Dans sa triple mission, l’Église reçoit l’enseignement, et l’enseignement des nations. On pourrait s’interroger sur la nature de cette précision évangélique : pourquoi les nations ? Si Dieu était dans les Cieux, si son Royaume n’était pas de ce monde, si son Église n’avait qu’un pouvoir spirituel, la religion aurait ses frontières et ses limites ne dépasseraient pas les âmes individuelles.

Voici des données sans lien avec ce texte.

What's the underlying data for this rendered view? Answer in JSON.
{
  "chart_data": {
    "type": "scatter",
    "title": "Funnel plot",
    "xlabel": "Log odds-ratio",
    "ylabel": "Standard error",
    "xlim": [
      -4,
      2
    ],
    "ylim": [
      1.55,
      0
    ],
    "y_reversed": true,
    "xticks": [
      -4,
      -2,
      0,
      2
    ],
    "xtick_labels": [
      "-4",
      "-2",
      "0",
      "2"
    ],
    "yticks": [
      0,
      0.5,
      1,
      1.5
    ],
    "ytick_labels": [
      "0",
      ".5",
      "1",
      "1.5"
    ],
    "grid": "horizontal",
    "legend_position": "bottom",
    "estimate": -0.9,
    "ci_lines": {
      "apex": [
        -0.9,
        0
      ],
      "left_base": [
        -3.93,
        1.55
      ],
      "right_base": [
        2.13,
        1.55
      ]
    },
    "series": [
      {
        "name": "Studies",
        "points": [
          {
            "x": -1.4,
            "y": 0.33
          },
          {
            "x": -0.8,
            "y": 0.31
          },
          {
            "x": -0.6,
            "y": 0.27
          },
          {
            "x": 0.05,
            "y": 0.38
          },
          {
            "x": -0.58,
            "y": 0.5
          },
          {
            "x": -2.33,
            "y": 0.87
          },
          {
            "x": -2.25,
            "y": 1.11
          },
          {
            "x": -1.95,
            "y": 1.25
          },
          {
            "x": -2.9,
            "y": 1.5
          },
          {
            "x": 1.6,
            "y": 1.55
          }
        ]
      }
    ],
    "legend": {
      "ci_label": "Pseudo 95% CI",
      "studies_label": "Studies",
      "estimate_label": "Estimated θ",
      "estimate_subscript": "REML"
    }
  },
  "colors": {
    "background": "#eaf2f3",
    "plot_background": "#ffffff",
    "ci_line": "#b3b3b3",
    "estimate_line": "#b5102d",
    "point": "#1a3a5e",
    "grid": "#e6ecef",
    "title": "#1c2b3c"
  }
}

Pour être très répandue, même en milieux catholiques, cette vision est chrétiennement fausse. Car les baptisés, peuvent dire avec Tertullien : « nous ne sommes pas en marge de la me ». Leur devoir, outre la fidélité dans l’engagement, porte sur l’augmentation du nombre des chrétiens. Pour ce faire, aucun bon missionnaire ne démentirait saint Grégoire : « De l’économie terrestre des sociétés dépend l’élargissement des voies du Ciel ». D’où l’appel aux nations, déjà contenu dans l’Ancien Testament, pour qui la société civile doit professer publiquement la vraie religion, pour la glorification divine et la sanctification humaine.
Clôturant devant Notre-Dame de Chartres le pèlerinage national de 1873, la cardinal Pie rappelait en ces termes, ce thème pour lui familier : « En créant des Nations et des peuples, en suscitant parmi eux des rois et des princes, des gouvernements et des magistrats, Dieu n’a point entendu se dessaisir de la suprême autorité, ni renoncer à ses droits sur la création sortie de ses mains… Dire que Jésus-Christ est le Dieu des individus et des familles et n’est pas le Dieu des peuples et des sociétés, c’est dire qu’il n’est pas Dieu. Dire que le christianisme est la loi de l’homme individuel et n’est pas la loi de l’homme collectif, c’est dire que le christianisme n’est pas divin. Dire que l’Église est juge de la morale privée et domestique, qu’elle n’a rien à voir à la morale publique et politique, c’est dire que l’Église n’est pas divine ».
Ce résumé magistral de la doctrine du Christ-Roi l’affirme : l’enseignement des nations cherche à établir la royauté sociale de Notre Seigneur Jésus-Christ. Elle est la couronne temporelle du mystère de l’Incarnation. Elle est la forme humaine de la souveraineté de Dieu sur nous, sans laquelle le christianisme ne peut se transmettre au plus grand nombre. Car la religion de cet animal politique qu’est l’homme, a besoin pour s’étendre et durer, que ses croyances ne soient pas contredites par des institutions nationales. Sa foi est toujours plus ou moins tributaire des héritages de la nature, des traditions nationales, du climat social, de l’humanité des arts, des lettres, des métiers, du droit et de la politique.
D’où la mission confiée par le Christ à l’Église d’enseigner les nations, de les baptiser, c’est-à-dire de les convertir pour leur conférer la vie de l’Évangile, qui est la vie même de Dieu.
Et qui s’en plaindrait puisqu’à tous les temps, l’évangélisation est la mère de la civilisation ? Pourquoi refuser à l’Église sa mission éducatrice, quand on sait que l’humanité y trouvera ses seules vraies libertés, ses seules justes lois, son bonheur durable ? Qui reproche à l’Église ses écoles et ses universités, ses cathédrales et ses cités, son influence pacificatrice, ses hospices et ses hôpitaux, ses œuvres innombrables de charité, de vérité et de beauté ? L’enseignement des nations par l’Église n’a-t-il pas protégé l’enfant, anobli la femme, humanisé l’individu ?
Séparé du christianisme civilisateur, le monde moderne, par son apostasie, s’est livré à la culture de mort. La dignité de l’homme, le salut éternel des âmes et la gloire de Dieu attendent que les successeurs des apôtres, aidés par les chrétiens, répondent à l’appel du Christ : « Allez, enseignez les nations… ». C’est le sens de la nouvelle évangélisation réclamée par le Saint Père, indispensable à l’harmonie du IIIème millénaire.